Several strategies are available to transit agencies as they seek to better protect passenger data: 1) eliminating “privacy taxes” and empowering passengers to make an informed choice when choosing their fare media; 2) anonymizing and aggregating the data that is collected; 3) designing fare payment systems that collect less personal data in the first place.
Eliminating Privacy Taxes
Cash is the most secure and private fare payment medium, either when used to board the bus or when purchasing and refilling an agency-issued fare card. It is much more difficult to connect a specific fare card’s movement to an individual passenger when the passenger originally paid for the card using cash.
Because paying fares with currency can slow down service and increase fare collection costs compared to other payment methods, some agencies introduce incentives to pay with cards. For instance, free transfers may not be available when riders pay with currency. Advocates refer to a penalty for paying with cash as a “privacy tax.”
Agencies making the switch to open-loop payment should strive to eliminate privacy taxes. Refilling a card with cash should entitle riders to the same fare value as using credit. And agencies need to ensure that a cash payment option remains accessible throughout the system as open-loop payment systems are introduced. Encouragingly, the MTA has promised to expand its network of sales partners to make agency-issued OMNY cards available for cash purchase in neighborhood stores throughout the city.
Managing Data Securely
Privacy advocates like the Electronic Frontier Foundation (EFF) and STOP have outlined ways agencies can manage data more responsibly. One is simply by developing “clear policies on use, retention, deletion, and access/sharing.” Advocates believe that data collected for the purpose of providing transit service—be it for customer service like when a transit user loses their monthly pass, or for planning bus routes based on ridership patterns—should be used only for that purpose. It is unfortunately unclear what transit agencies can do to prevent other government entities from accessing the data for non-transit purposes.

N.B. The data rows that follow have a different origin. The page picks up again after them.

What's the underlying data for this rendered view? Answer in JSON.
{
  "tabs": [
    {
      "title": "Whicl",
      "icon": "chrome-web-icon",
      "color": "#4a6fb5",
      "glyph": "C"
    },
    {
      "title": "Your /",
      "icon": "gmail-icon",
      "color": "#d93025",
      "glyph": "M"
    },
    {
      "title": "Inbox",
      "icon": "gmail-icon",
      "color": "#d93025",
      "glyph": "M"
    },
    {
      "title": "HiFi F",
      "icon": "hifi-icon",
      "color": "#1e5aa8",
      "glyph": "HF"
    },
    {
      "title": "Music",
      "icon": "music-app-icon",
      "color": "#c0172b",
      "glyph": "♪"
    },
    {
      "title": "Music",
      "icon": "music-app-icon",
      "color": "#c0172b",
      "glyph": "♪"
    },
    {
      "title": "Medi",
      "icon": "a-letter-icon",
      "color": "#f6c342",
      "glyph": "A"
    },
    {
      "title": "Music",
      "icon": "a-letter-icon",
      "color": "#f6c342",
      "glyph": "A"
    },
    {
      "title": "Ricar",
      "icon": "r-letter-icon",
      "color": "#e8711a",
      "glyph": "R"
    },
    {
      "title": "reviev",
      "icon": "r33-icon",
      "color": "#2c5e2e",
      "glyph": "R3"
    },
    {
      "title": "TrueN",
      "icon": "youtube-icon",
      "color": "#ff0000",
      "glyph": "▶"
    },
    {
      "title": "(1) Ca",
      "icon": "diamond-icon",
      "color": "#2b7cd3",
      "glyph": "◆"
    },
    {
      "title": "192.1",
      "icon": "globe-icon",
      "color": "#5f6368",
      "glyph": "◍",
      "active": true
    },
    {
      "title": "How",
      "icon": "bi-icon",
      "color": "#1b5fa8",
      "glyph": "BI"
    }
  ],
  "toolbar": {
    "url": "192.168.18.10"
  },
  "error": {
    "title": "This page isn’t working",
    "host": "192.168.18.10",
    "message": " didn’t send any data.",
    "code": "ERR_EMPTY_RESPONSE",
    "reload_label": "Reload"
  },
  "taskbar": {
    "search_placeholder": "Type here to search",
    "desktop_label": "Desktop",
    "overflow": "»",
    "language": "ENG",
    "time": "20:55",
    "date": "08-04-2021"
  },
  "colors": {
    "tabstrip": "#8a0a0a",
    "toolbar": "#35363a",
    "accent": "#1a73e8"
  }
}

Anonymizing and aggregating data is a promising strategy for agencies that want to use—and even share—transit data for transportation planning purposes. Researchers at the Metropolitan Transportation Commission (MTC) in San Francisco sought to create a “data product” from fare payment transaction data that could be shared between the San Francisco Bay Area’s 20 separate transit providers and even with interested private sector companies. For the MTC, “the highest value aspect of the Clipper [fare card] transaction data is individual trajectories through the transportation network.” In other words, MTC planners wanted to understand individual riders’ origin-destination data over time.
MTC’s anonymizing scheme:
- Separated all personally identifiable information from the database
- Replaced fare cards’ unique ID with a “pseudo-random identification field that persists for one . . . day”

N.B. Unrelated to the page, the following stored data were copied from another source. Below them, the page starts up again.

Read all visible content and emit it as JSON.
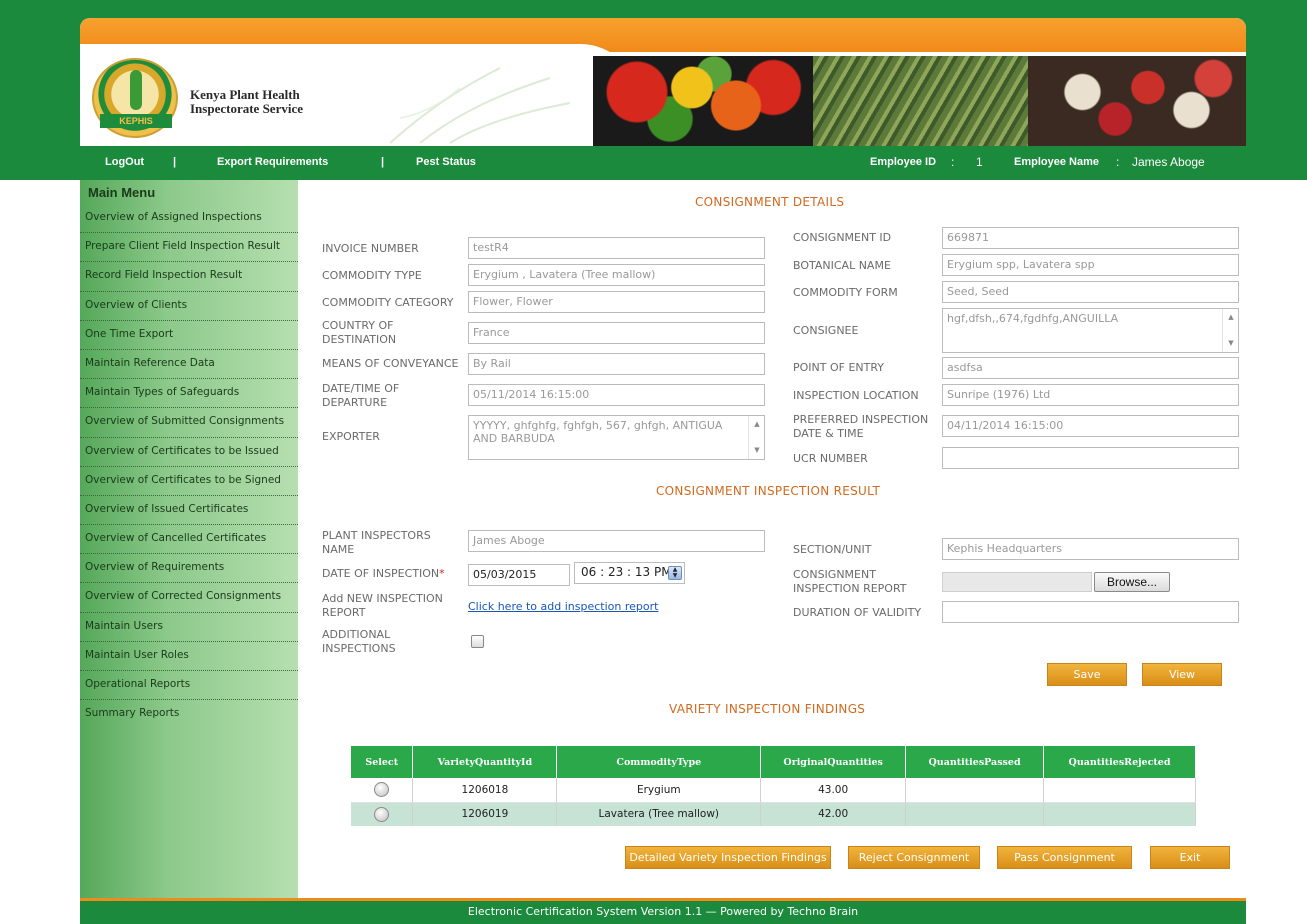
{
  "header": {
    "org_name_line1": "Kenya Plant Health",
    "org_name_line2": "Inspectorate Service",
    "logo_text": "KEPHIS"
  },
  "topnav": {
    "logout": "LogOut",
    "sep1": "|",
    "export_requirements": "Export Requirements",
    "sep2": "|",
    "pest_status": "Pest Status",
    "employee_id_label": "Employee ID",
    "employee_id_colon": ":",
    "employee_id": "1",
    "employee_name_label": "Employee Name",
    "employee_name_colon": ":",
    "employee_name": "James Aboge"
  },
  "sidebar": {
    "title": "Main Menu",
    "items": [
      "Overview of Assigned Inspections",
      "Prepare Client Field Inspection Result",
      "Record Field Inspection Result",
      "Overview of Clients",
      "One Time Export",
      "Maintain Reference Data",
      "Maintain Types of Safeguards",
      "Overview of Submitted Consignments",
      "Overview of Certificates to be Issued",
      "Overview of Certificates to be Signed",
      "Overview of Issued Certificates",
      "Overview of Cancelled Certificates",
      "Overview of Requirements",
      "Overview of Corrected Consignments",
      "Maintain Users",
      "Maintain User Roles",
      "Operational Reports",
      "Summary Reports"
    ]
  },
  "consignment": {
    "title": "CONSIGNMENT DETAILS",
    "invoice_number_label": "INVOICE NUMBER",
    "invoice_number": "testR4",
    "commodity_type_label": "COMMODITY TYPE",
    "commodity_type": "Erygium ,  Lavatera (Tree mallow)",
    "commodity_category_label": "COMMODITY CATEGORY",
    "commodity_category": "Flower, Flower",
    "country_label_1": "COUNTRY OF",
    "country_label_2": "DESTINATION",
    "country": "France",
    "conveyance_label": "MEANS OF CONVEYANCE",
    "conveyance": "By Rail",
    "departure_label_1": "DATE/TIME OF",
    "departure_label_2": "DEPARTURE",
    "departure": "05/11/2014 16:15:00",
    "exporter_label": "EXPORTER",
    "exporter": "YYYYY, ghfghfg, fghfgh, 567, ghfgh, ANTIGUA AND BARBUDA",
    "consignment_id_label": "CONSIGNMENT ID",
    "consignment_id": "669871",
    "botanical_name_label": "BOTANICAL NAME",
    "botanical_name": "Erygium spp, Lavatera spp",
    "commodity_form_label": "COMMODITY FORM",
    "commodity_form": "Seed, Seed",
    "consignee_label": "CONSIGNEE",
    "consignee": "hgf,dfsh,,674,fgdhfg,ANGUILLA",
    "point_of_entry_label": "POINT OF ENTRY",
    "point_of_entry": "asdfsa",
    "inspection_location_label": "INSPECTION LOCATION",
    "inspection_location": "Sunripe (1976) Ltd",
    "preferred_label_1": "PREFERRED INSPECTION",
    "preferred_label_2": "DATE & TIME",
    "preferred": "04/11/2014 16:15:00",
    "ucr_label": "UCR NUMBER",
    "ucr": ""
  },
  "result": {
    "title": "CONSIGNMENT INSPECTION RESULT",
    "inspector_label_1": "PLANT INSPECTORS",
    "inspector_label_2": "NAME",
    "inspector": "James Aboge",
    "date_label": "DATE OF INSPECTION",
    "date_required": "*",
    "date": "05/03/2015",
    "time": "06 : 23 : 13 PM",
    "add_report_label_1": "Add NEW INSPECTION",
    "add_report_label_2": "REPORT",
    "add_report_link": "Click here to add inspection report",
    "additional_label_1": "ADDITIONAL",
    "additional_label_2": "INSPECTIONS",
    "section_label": "SECTION/UNIT",
    "section": "Kephis Headquarters",
    "report_label_1": "CONSIGNMENT",
    "report_label_2": "INSPECTION REPORT",
    "browse": "Browse...",
    "validity_label": "DURATION OF VALIDITY",
    "validity": "",
    "save": "Save",
    "view": "View"
  },
  "findings": {
    "title": "VARIETY INSPECTION FINDINGS",
    "columns": [
      "Select",
      "VarietyQuantityId",
      "CommodityType",
      "OriginalQuantities",
      "QuantitiesPassed",
      "QuantitiesRejected"
    ],
    "rows": [
      {
        "id": "1206018",
        "commodity": "Erygium",
        "original": "43.00",
        "passed": "",
        "rejected": ""
      },
      {
        "id": "1206019",
        "commodity": "Lavatera (Tree mallow)",
        "original": "42.00",
        "passed": "",
        "rejected": ""
      }
    ],
    "btn_detailed": "Detailed Variety Inspection Findings",
    "btn_reject": "Reject Consignment",
    "btn_pass": "Pass Consignment",
    "btn_exit": "Exit"
  },
  "footer": {
    "text": "Electronic Certification System Version 1.1 — Powered by Techno Brain"
  }
}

- Selected a sample of 50 percent of unique cards for each day
- For each day of the week, randomly selected only three of the four or five possible days in which that weekday had occurred that month
- Replaced each date with a unique, random number
- Truncated each timestamp to the nearest 10 minutes
However, when soliciting feedback on the final product from internal and external users, MTC staff found that the anonymization scheme had limited the datasets’ usability for planning purposes. In particular, planners wanted to see trends over more than just 24 hours or on days that saw special events, data points that were lost in the anonymization process. If more attention is paid to data privacy in fare payment, further research could continue to refine the anonymization process while maintaining more of the usability found in the original data set.
Transparency and Clear Communication
Agencies should clearly communicate their fare data management practices to passengers, and explain how fare payment choices affect the collection of personal data. Good privacy practices and transparency about data management can build public trust in a new fare payment system.

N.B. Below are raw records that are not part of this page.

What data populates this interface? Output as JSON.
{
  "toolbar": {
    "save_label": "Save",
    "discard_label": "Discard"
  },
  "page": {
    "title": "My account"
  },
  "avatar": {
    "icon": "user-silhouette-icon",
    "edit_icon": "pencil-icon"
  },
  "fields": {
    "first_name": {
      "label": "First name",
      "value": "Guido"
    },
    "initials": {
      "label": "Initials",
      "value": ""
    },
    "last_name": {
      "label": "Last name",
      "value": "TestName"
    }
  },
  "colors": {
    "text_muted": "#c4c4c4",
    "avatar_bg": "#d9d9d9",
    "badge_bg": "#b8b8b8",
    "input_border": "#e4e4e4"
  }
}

Organizations typically convey this information to users by posting privacy policies posted on their websites. Unfortunately, privacy policies are often written in jargon that’s hard for people to digest. The Center for Internet and Society’s Jen King calls such policies “documents created by lawyers, for lawyers.”
Secure Alternatives in Fare Payment
Finally, transit agencies can pursue fare payment systems that collect less passenger data by design. Proof-of-payment fare validation systems, where passengers show an inspector a receipt to demonstrate they’ve paid the fare, potentially generate less location-specific data than gated systems. Proof-of-payment systems face separate challenges, such as the potential for unequal enforcement due to racial profiling, but offer a more secure experience when executed correctly.
Unfortunately, when agencies stop collecting this movement data with swipes and taps, they lose a valuable resource for service planning. The most difficult data to replace is origin-destination data, which is particularly important for designing service that is responsive to where passengers need to go. Surveys are a viable alternative to constructing this origin-destination data. Most agencies already conduct surveys, especially for data that is hard to collect through farebox data alone. Replacement data sources can be found for other important service planning metrics, too: Automatic Passenger Counters (APCs) can be used to calculate load on buses and trains in lieu of farebox data.